I can't believe less than 8 hrs ago I was talking about a pair of discus I might have, 
in h317 thread (poor female discus) and now they are spawning!

I'm not expecting anything out of it, as its there first time and the male is only 9 months old.
Gota go do some reading up on breeding discus!

here the pics!


----------



## ekim (Jan 31, 2004)

I can't believe less than 8 hrs ago I was talking about a pair of discus I might have, 
in h317 thread (poor female discus) and now they are spawning!

I'm not expecting anything out of it, as its there first time and the male is only 9 months old.
Gota go do some reading up on breeding discus!

here the pics!


----------



## h317 (Feb 2, 2003)

Congrats, ekim!

Talk more and your discus spawns more







Spawning at 9 month is kind of sexually premature, am I right?

Was the male trying to 'scare' you away when you took the picture??


----------



## ekim (Jan 31, 2004)

Ya usually between 12 - 18 months they mature.
The female(pigeon blood) is about 16 months old,
and the male(golden head ghost) is between 9 & 10 months old.

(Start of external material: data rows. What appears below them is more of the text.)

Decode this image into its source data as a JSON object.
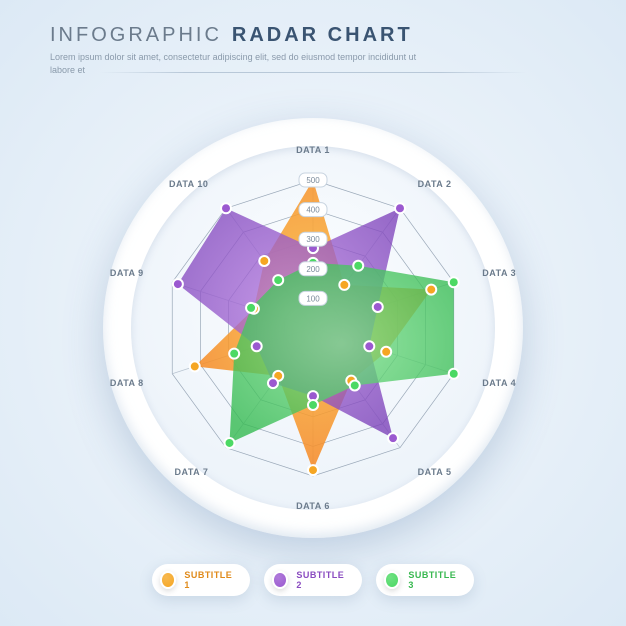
{
  "header": {
    "title_pre": "INFOGRAPHIC",
    "title_post": "RADAR CHART",
    "subtitle": "Lorem ipsum dolor sit amet, consectetur adipiscing elit, sed do eiusmod tempor incididunt ut labore et"
  },
  "chart": {
    "type": "radar",
    "axes_count": 10,
    "axes_labels": [
      "DATA 1",
      "DATA 2",
      "DATA 3",
      "DATA 4",
      "DATA 5",
      "DATA 6",
      "DATA 7",
      "DATA 8",
      "DATA 9",
      "DATA 10"
    ],
    "max_value": 500,
    "tick_values": [
      100,
      200,
      300,
      400,
      500
    ],
    "grid_color": "#9aa8b8",
    "axis_line_color": "#b8c4d0",
    "background_outer": "#ffffff",
    "background_inner_from": "#fbfdff",
    "background_inner_to": "#e8f0f8",
    "series": [
      {
        "name": "SUBTITLE 1",
        "color": "#f5a623",
        "gradient_from": "#fbbf3c",
        "gradient_to": "#f57c1f",
        "fill_opacity": 0.85,
        "values": [
          500,
          180,
          420,
          260,
          220,
          480,
          200,
          420,
          210,
          280
        ]
      },
      {
        "name": "SUBTITLE 2",
        "color": "#9b59d0",
        "gradient_from": "#b57ae0",
        "gradient_to": "#7a3fb8",
        "fill_opacity": 0.78,
        "values": [
          270,
          500,
          230,
          200,
          460,
          230,
          230,
          200,
          480,
          500
        ]
      },
      {
        "name": "SUBTITLE 3",
        "color": "#4cd964",
        "gradient_from": "#7be08a",
        "gradient_to": "#2fb84c",
        "fill_opacity": 0.78,
        "values": [
          220,
          260,
          500,
          500,
          240,
          260,
          480,
          280,
          220,
          200
        ]
      }
    ],
    "marker_radius": 5,
    "marker_stroke": "#ffffff",
    "marker_stroke_width": 2
  },
  "legend": {
    "items": [
      {
        "label": "SUBTITLE 1",
        "color": "#f5a623",
        "text_color": "#e08a1a"
      },
      {
        "label": "SUBTITLE 2",
        "color": "#9b59d0",
        "text_color": "#8a4bc0"
      },
      {
        "label": "SUBTITLE 3",
        "color": "#4cd964",
        "text_color": "#38b850"
      }
    ]
  }
}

Ya I think he was trying to scare me away, I hope I didn't piss him off to much!

Now if only superpet would put there 20gallon tanks back on sale for $20!


----------



## EDGE (Feb 28, 2004)

congrat.

you will need to get a taller pot or a breeding cone. r/o water if it is over 125 ppm.

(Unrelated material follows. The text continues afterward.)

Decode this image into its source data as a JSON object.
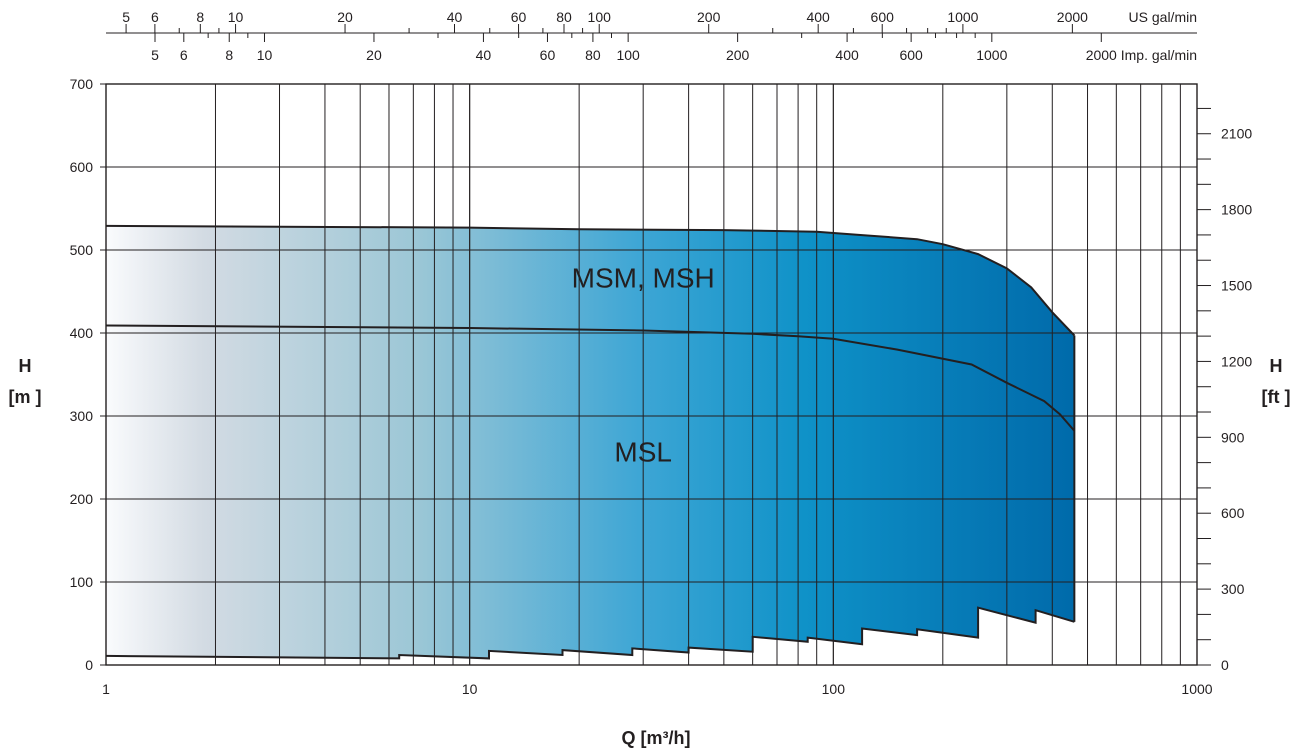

I read somewhere that people lift the cone out and put a couple drop of methyl blue on the eggs to prevent fungus. I never did try that though

also heard uv sterlizer increase hatch rate too.

both of those suggestion are not important unless u want a large batch of fry.

wheat germs will give the male an extra boost.









btw. 
Do u mix your own discus food? 
which recipe do you use if u do?

Wonder what color will be with the cross between piegon blood and ghost.


----------



## ekim (Jan 31, 2004)

It would be nice to have some fry, although I don't want too many!
I don't think much will happen because there is 2 other discus in the tank right now!

No I never got into making my own food!

I would also like to know what a ghost & pigeon cross would look like! Hopefully some day I will find out!

I take it you have discus?


----------



## EDGE (Feb 28, 2004)

I breed them just before going into University. I had a few batch but didn't have the place to keep them. They end up dying off 1 by 1 with no one to take care them. In the end the pair died off as well. 

I have 4 red snakeskin about 3 inch currently. all with HITS :\. I will get to see how they are doing tomorrow morning after switching to a beefheart mix.


----------